Мелодия была веселой, но слова грустными, и порой ее голос начинал дрожать, когда она произносила «адье». Не в смысле «прощайте», как мы обычно говорили, а в первоначальном значении «к Богу». В этом было больше смысла. Любящий мужчина одинок, любящая девушка покинута, дети не возвращались в отчий дом… уходили неизвестно куда. К Богу?

Песни Кристофины не имели ничего общего с теми, что пели на Ямайке. Да и она сильно отличалась от других женщин.

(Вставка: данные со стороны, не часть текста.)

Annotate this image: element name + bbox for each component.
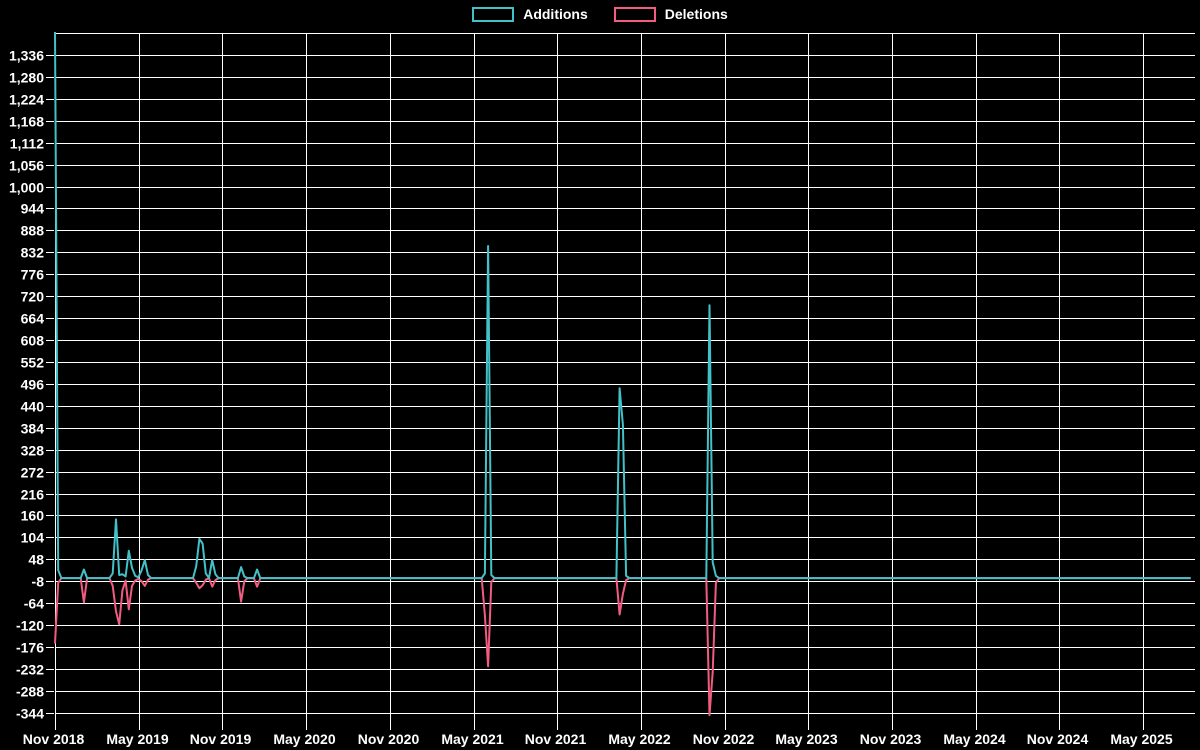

Кристофина была худой, черты лица – прямые, а кожа – иссиня-черная. Она ходила в черном платье, в ушах сверкали тяжелые золотые серьги, а голова была повязана желтым платком с двумя узелками впереди. Ни одна другая негритянка в наших краях не носила черного платья и так не завязывала платок. Она тихо говорила и тихо смеялась (в те редкие мгновения, когда она смеялась), и хотя умела говорить на хорошем английском и французском, она старалась подражать местным, изъясняясь на их наречии. Местные, впрочем, избегали иметь с ней дело, и она никогда не видела своего сына, который работал в Спэниш-тауне, и у нее была одна-единственная подруга, женщина по имени Майот, которая сама была не с Ямайки.

Девушки с побережья, которые нередко приходили стирать и убирать дом, боялись ее. Именно поэтому, как я потом выяснила, они вообще приходили – ведь она никогда не платила им за работу. Тем не менее они приносили в подарок фрукты и овощи, и с наступлением темноты я слышала на кухне тихие голоса.

Как-то я спросила у мамы о Кристофине: сколько ей лет и всегда ли она жила с нами?

– Кристофина – свадебный подарок твоего отца; один из тех подарков, что он мне тогда преподнес. Он решил, что мне будет приятно иметь служанку с Мартиники. Она приехала на Ямайку совсем молоденькой, но сколько ей тогда было, я не знаю. Не знаю, сколько ей лет и сейчас. Да не все ли равно? Что ты пристаешь ко мне со всеми этими пустяками? Кристофина осталась у меня, потому что ей этого захотелось. Можешь не сомневаться, у нее были на то веские причины. Если бы она поссорилась с нами, мы бы, наверное, погибли. И это было бы лучшим выходом. Как прекрасно умереть и получить покой и забвение! Это куда лучше, чем жить, чувствуя себя брошенной. Мертвые не знают о своей ненужности, беспомощности, оболганности. Кто замолвит за умершего доброе слово?